Il s’agissait de Mohamed Merah. Une mère de famille a exposé dans la presse1 ce que M. Merah avait fait subir à sa famille deux ans plus tôt : « Il a conduit mon fils à son domicile. […] Puis il lui a imposé de regarder des vidéos d’al-Qaida [des scènes insoutenables dans lesquelles des femmes sont exécutées d’une balle dans la tête et des hommes égorgés]. Mon fils m’a appelée. On a finalement pu le récupérer. Il est resté enfermé là-bas de 17 heures à minuit… » La mère a alors déposé plainte, ce qui a provoqué la colère de M. Merah : « Il est venu devant chez nous. Il m’a menacée et frappée. […] Il disait aussi que lui et ses amis viendraient prendre mon fils et qu’il ne me resterait plus que mes yeux pour pleurer. » Le surlendemain, il s’en est effectivement pris à son fils : « Il l’a frappé, et ma fille est intervenue.

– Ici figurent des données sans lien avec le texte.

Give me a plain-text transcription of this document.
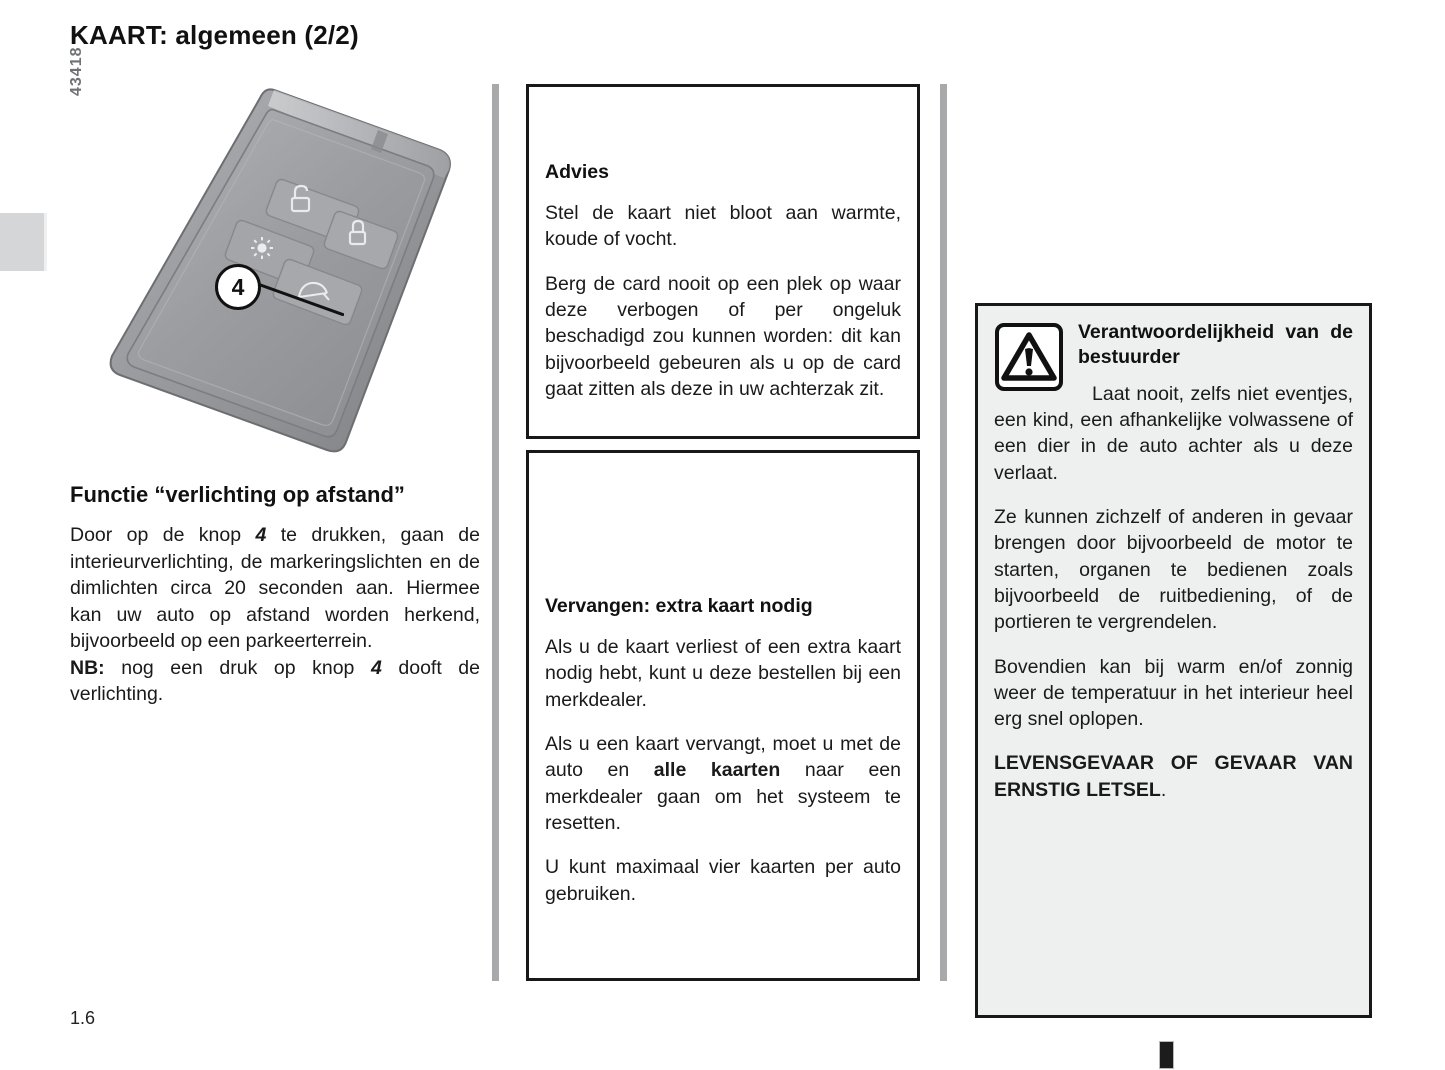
KAART: algemeen (2/2)
43418
4
Functie “verlichting op afstand”

Door op de knop 4 te drukken, gaan de interieurverlichting, de markeringslichten en de dimlichten circa 20 seconden aan. Hiermee kan uw auto op afstand worden herkend, bijvoorbeeld op een parkeerterrein.
NB: nog een druk op knop 4 dooft de verlichting.

Advies

Stel de kaart niet bloot aan warmte, koude of vocht.

Berg de card nooit op een plek op waar deze verbogen of per ongeluk beschadigd zou kunnen worden: dit kan bijvoorbeeld gebeuren als u op de card gaat zitten als deze in uw achterzak zit.

Vervangen: extra kaart nodig

Als u de kaart verliest of een extra kaart nodig hebt, kunt u deze bestellen bij een merkdealer.

Als u een kaart vervangt, moet u met de auto en alle kaarten naar een merkdealer gaan om het systeem te resetten.

U kunt maximaal vier kaarten per auto gebruiken.

Verantwoordelijkheid van de bestuurder

Laat nooit, zelfs niet eventjes, een kind, een afhankelijke volwassene of een dier in de auto achter als u deze verlaat.

Ze kunnen zichzelf of anderen in gevaar brengen door bijvoorbeeld de motor te starten, organen te bedienen zoals bijvoorbeeld de ruitbediening, of de portieren te vergrendelen.

Bovendien kan bij warm en/of zonnig weer de temperatuur in het interieur heel erg snel oplopen.

LEVENSGEVAAR OF GEVAAR VAN ERNSTIG LETSEL.

1.6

Il l’a rouée de coups. Il y avait beaucoup de monde, mais personne n’a bougé. »

La femme précise qu’elle a « tout gardé » : « La robe de sa fille tachée de sang et déchirée, le dépôt de plainte, les lettres de relance, des photos et les certificats médicaux… » L’avocat de cette mère de famille, maître Mouton, confirme qu’une « plainte très circonstanciée » a été déposée le 25 juin 2010. La mère de famille a relancé les autorités à de nombreuses reprises. Sans aucune suite. « Pourquoi, malgré tous mes signalements, Mohamed Merah n’a-t-il pas été arrêté ? Nous l’avons encore vu la semaine dernière. Il nous narguait. J’ai tout raconté à de nombreuses reprises à la police et à la préfecture. […] C’est incompréhensible et révoltant. »

Cet exemple est confondant, mais il n’est pas exceptionnel. Si les médias en ont parlé, ce n’est pas parce que l’affaire en elle-même était rare : c’est uniquement parce que son auteur s’est fait connaître, pour d’autres faits, de tous les Français.

Lorsque le parquet donne suite aux 1,4 million de plaintes élucidées, une « réponse pénale » a effectivement lieu. C’est ainsi qu’est calculé le taux de réponse pénale, dont la Justice s’enorgueillit qu’il atteigne les 88 %. Cela ne signifie pas pour autant que tous les auteurs de délits sont traduits devant un tribunal. Loin de là.